Jessica Schiefauer’s The Carriers has been out in Sweden for a couple of weeks and it has got a marvelous reception.
As Jenny Aschenbrenner in Svenska Dagbladet puts it:
Jessica Schiefauer’s The Carriers is an absolutely wonderful delight of feminist science fiction. It has everything you want from the genre: engaging life stories, a credible world that is only a few distinct notches from the one we already inhabit, a suspenseful plot and, to top it all off, a deeply thoughtful moral discussion about acceptable principles on which to build a society.[…]

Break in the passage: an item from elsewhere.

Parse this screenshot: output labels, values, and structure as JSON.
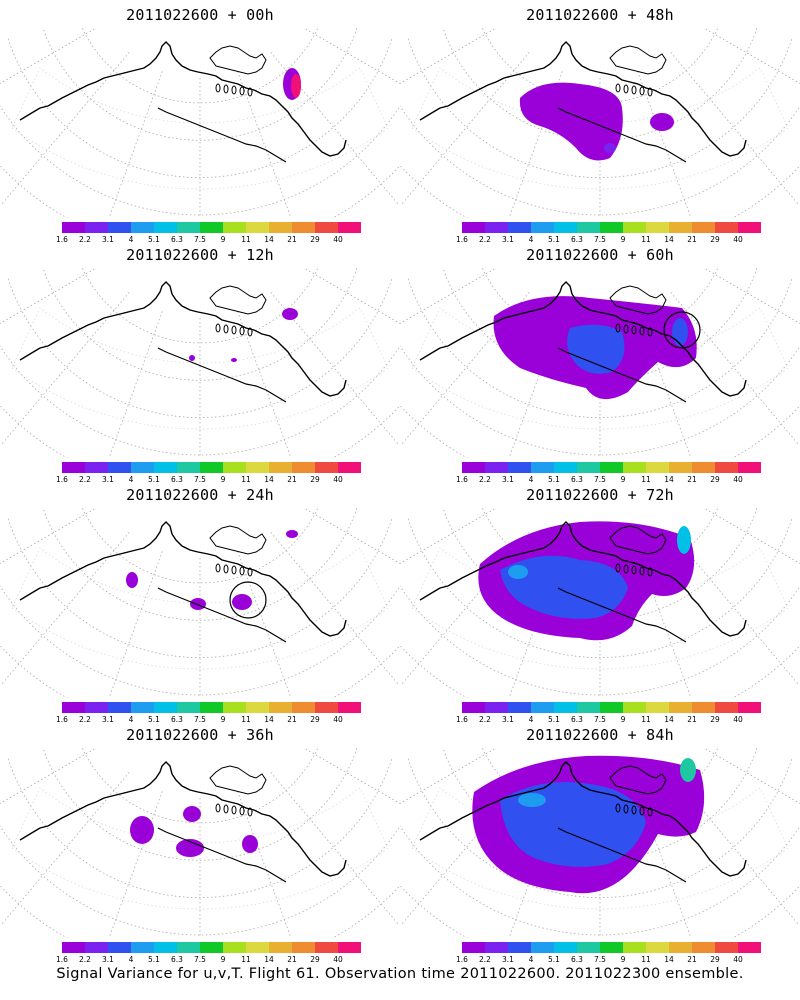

Above all, Nikki emerges as a genuine human being, not just a ‘carrier’ of a lot of important issues. Instead, we get to know her from the inside, her body and emotions at odds with the social ideals, in an insightful and compassionate portrayal. In addition, she leaves the reader with moral questions without clear answers, gender conflicts without obvious solutions. A utopian calamity that will not necessarily lead to its opposite.
And in Göteborgs posten:
“There are utopian streaks in The Carriers, streaks that causes the treaty that opens the book to trigger a dizzy sensation, even a relieving and revolutionary feeling. The treaty is signed by all the nations in the world and flips the patriarchy over. It solves the crisis that a pandemic has brought on by giving the power to the women – and by abolishing all men.

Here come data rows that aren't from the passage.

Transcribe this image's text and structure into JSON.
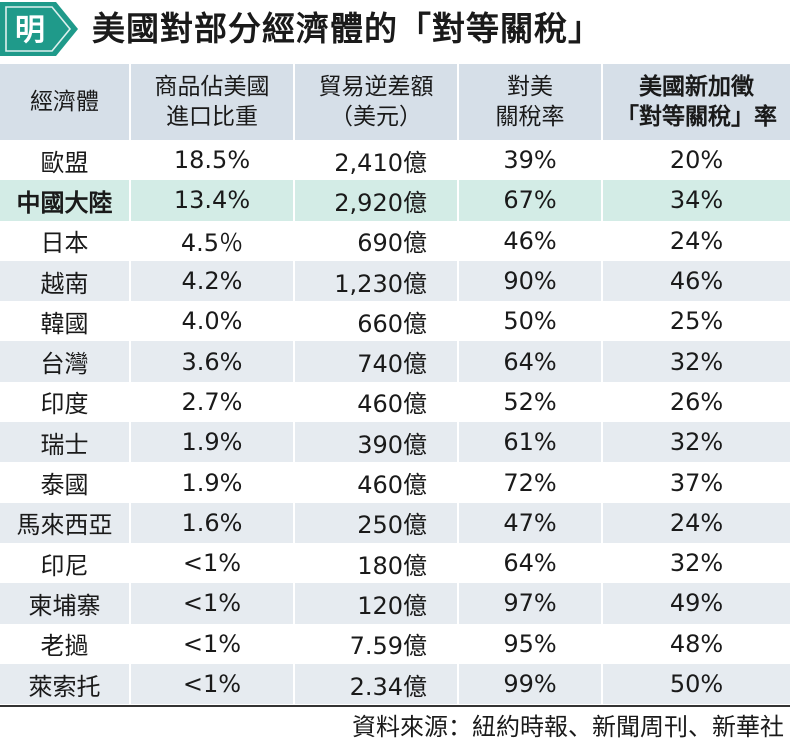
{
  "logo": {
    "glyph": "明",
    "shape": "hexagon-badge",
    "color": "#1f9a8a"
  },
  "title": "美國對部分經濟體的「對等關稅」",
  "table": {
    "headers": [
      {
        "lines": [
          "經濟體"
        ]
      },
      {
        "lines": [
          "商品佔美國",
          "進口比重"
        ]
      },
      {
        "lines": [
          "貿易逆差額",
          "（美元）"
        ]
      },
      {
        "lines": [
          "對美",
          "關稅率"
        ]
      },
      {
        "lines": [
          "美國新加徵",
          "「對等關稅」率"
        ]
      }
    ],
    "rows": [
      {
        "country": "歐盟",
        "share": "18.5%",
        "deficit": "2,410億",
        "tariff": "39%",
        "new_tariff": "20%"
      },
      {
        "country": "中國大陸",
        "share": "13.4%",
        "deficit": "2,920億",
        "tariff": "67%",
        "new_tariff": "34%"
      },
      {
        "country": "日本",
        "share": "4.5％",
        "deficit": "690億",
        "tariff": "46%",
        "new_tariff": "24%"
      },
      {
        "country": "越南",
        "share": "4.2%",
        "deficit": "1,230億",
        "tariff": "90%",
        "new_tariff": "46%"
      },
      {
        "country": "韓國",
        "share": "4.0%",
        "deficit": "660億",
        "tariff": "50%",
        "new_tariff": "25%"
      },
      {
        "country": "台灣",
        "share": "3.6%",
        "deficit": "740億",
        "tariff": "64%",
        "new_tariff": "32%"
      },
      {
        "country": "印度",
        "share": "2.7%",
        "deficit": "460億",
        "tariff": "52%",
        "new_tariff": "26%"
      },
      {
        "country": "瑞士",
        "share": "1.9%",
        "deficit": "390億",
        "tariff": "61%",
        "new_tariff": "32%"
      },
      {
        "country": "泰國",
        "share": "1.9%",
        "deficit": "460億",
        "tariff": "72%",
        "new_tariff": "37%"
      },
      {
        "country": "馬來西亞",
        "share": "1.6%",
        "deficit": "250億",
        "tariff": "47%",
        "new_tariff": "24%"
      },
      {
        "country": "印尼",
        "share": "<1%",
        "deficit": "180億",
        "tariff": "64%",
        "new_tariff": "32%"
      },
      {
        "country": "柬埔寨",
        "share": "<1%",
        "deficit": "120億",
        "tariff": "97%",
        "new_tariff": "49%"
      },
      {
        "country": "老撾",
        "share": "<1%",
        "deficit": "7.59億",
        "tariff": "95%",
        "new_tariff": "48%"
      },
      {
        "country": "萊索托",
        "share": "<1%",
        "deficit": "2.34億",
        "tariff": "99%",
        "new_tariff": "50%"
      }
    ],
    "highlight_row": 1,
    "colors": {
      "header_bg": "#d6dfe8",
      "alt_row_bg": "#e6ebf0",
      "highlight_bg": "#d3ece6"
    }
  },
  "source": "資料來源：紐約時報、新聞周刊、新華社"
}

The opening pages of the novel thereby sets an alluring chord that Scheifauer skillfully manages, both in her depictions of the women’s close relationships, and in the sense of release and freedom in the absence of threatening male violence. The instinctive feeling is also in the details, such as the holiness of the trees, the fact that no-one eats animals, and that geographical places are named Irisburg, Dorishamn, Katarina Woods and Angela’s Avenue. It reminds us that both words and actions has meaning. It beats and breaks habitual visions. It challenges, complicates and suggests the possibility of an alternative existence.

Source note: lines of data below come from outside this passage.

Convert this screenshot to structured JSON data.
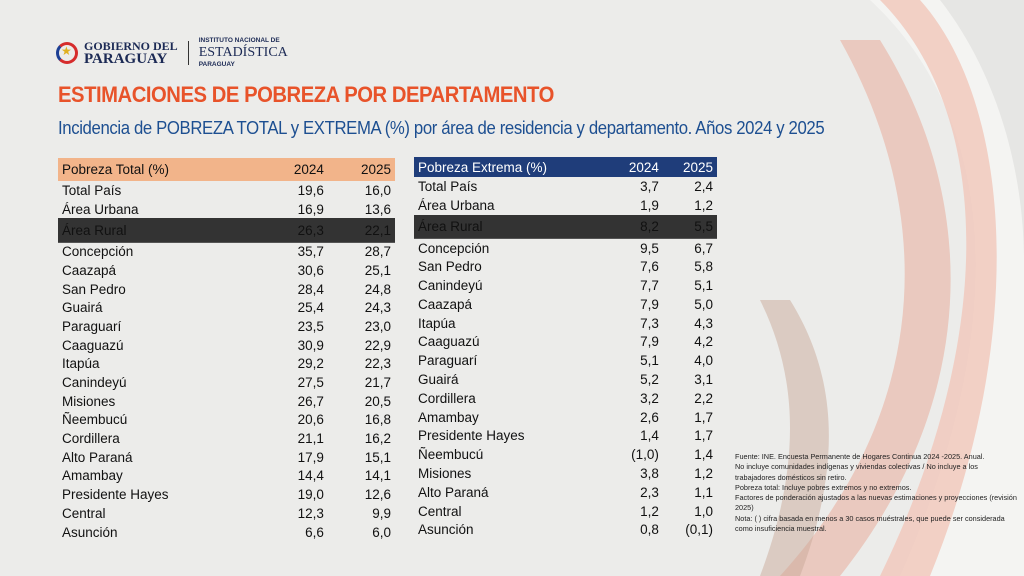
{
  "header": {
    "gov_line1": "GOBIERNO DEL",
    "gov_line2": "PARAGUAY",
    "ine_line1": "INSTITUTO NACIONAL DE",
    "ine_line2": "ESTADÍSTICA",
    "ine_line3": "PARAGUAY"
  },
  "title": "ESTIMACIONES DE POBREZA POR DEPARTAMENTO",
  "subtitle": "Incidencia de POBREZA TOTAL y EXTREMA (%) por área de residencia y departamento. Años 2024 y 2025",
  "total": {
    "headers": [
      "Pobreza Total (%)",
      "2024",
      "2025"
    ],
    "rows": [
      [
        "Total País",
        "19,6",
        "16,0"
      ],
      [
        "Área Urbana",
        "16,9",
        "13,6"
      ],
      [
        "Área Rural",
        "26,3",
        "22,1"
      ],
      [
        "Concepción",
        "35,7",
        "28,7"
      ],
      [
        "Caazapá",
        "30,6",
        "25,1"
      ],
      [
        "San Pedro",
        "28,4",
        "24,8"
      ],
      [
        "Guairá",
        "25,4",
        "24,3"
      ],
      [
        "Paraguarí",
        "23,5",
        "23,0"
      ],
      [
        "Caaguazú",
        "30,9",
        "22,9"
      ],
      [
        "Itapúa",
        "29,2",
        "22,3"
      ],
      [
        "Canindeyú",
        "27,5",
        "21,7"
      ],
      [
        "Misiones",
        "26,7",
        "20,5"
      ],
      [
        "Ñeembucú",
        "20,6",
        "16,8"
      ],
      [
        "Cordillera",
        "21,1",
        "16,2"
      ],
      [
        "Alto Paraná",
        "17,9",
        "15,1"
      ],
      [
        "Amambay",
        "14,4",
        "14,1"
      ],
      [
        "Presidente Hayes",
        "19,0",
        "12,6"
      ],
      [
        "Central",
        "12,3",
        "9,9"
      ],
      [
        "Asunción",
        "6,6",
        "6,0"
      ]
    ]
  },
  "extrema": {
    "headers": [
      "Pobreza Extrema (%)",
      "2024",
      "2025"
    ],
    "rows": [
      [
        "Total País",
        "3,7",
        "2,4"
      ],
      [
        "Área Urbana",
        "1,9",
        "1,2"
      ],
      [
        "Área Rural",
        "8,2",
        "5,5"
      ],
      [
        "Concepción",
        "9,5",
        "6,7"
      ],
      [
        "San Pedro",
        "7,6",
        "5,8"
      ],
      [
        "Canindeyú",
        "7,7",
        "5,1"
      ],
      [
        "Caazapá",
        "7,9",
        "5,0"
      ],
      [
        "Itapúa",
        "7,3",
        "4,3"
      ],
      [
        "Caaguazú",
        "7,9",
        "4,2"
      ],
      [
        "Paraguarí",
        "5,1",
        "4,0"
      ],
      [
        "Guairá",
        "5,2",
        "3,1"
      ],
      [
        "Cordillera",
        "3,2",
        "2,2"
      ],
      [
        "Amambay",
        "2,6",
        "1,7"
      ],
      [
        "Presidente Hayes",
        "1,4",
        "1,7"
      ],
      [
        "Ñeembucú",
        "(1,0)",
        "1,4"
      ],
      [
        "Misiones",
        "3,8",
        "1,2"
      ],
      [
        "Alto Paraná",
        "2,3",
        "1,1"
      ],
      [
        "Central",
        "1,2",
        "1,0"
      ],
      [
        "Asunción",
        "0,8",
        "(0,1)"
      ]
    ]
  },
  "notes": [
    "Fuente: INE. Encuesta Permanente de Hogares Continua 2024 -2025. Anual.",
    "No incluye comunidades indígenas y viviendas colectivas / No incluye a los trabajadores domésticos sin retiro.",
    "Pobreza total: Incluye pobres extremos y no extremos.",
    "Factores de ponderación ajustados a las nuevas estimaciones y proyecciones (revisión 2025)",
    "Nota: ( ) cifra basada en menos a 30 casos muéstrales, que puede ser considerada como insuficiencia muestral."
  ]
}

And then everything changes.
Stealthy and lurkingly, the utopia becomes a dystopia. The fear of all things male turns out not to be a thing of the past, but rather the logic that keeps the new society together. The text is increasingly urgent in reminding us that fear can maintain both stereotypes and separatism. […]
To write a novel based on linguistic oppositions with the object to challenge them is a risk. And true to her past, Schiefauer proves herself capable to avoid the traps said risk entails. She both questions and answers, longs and disenchants.”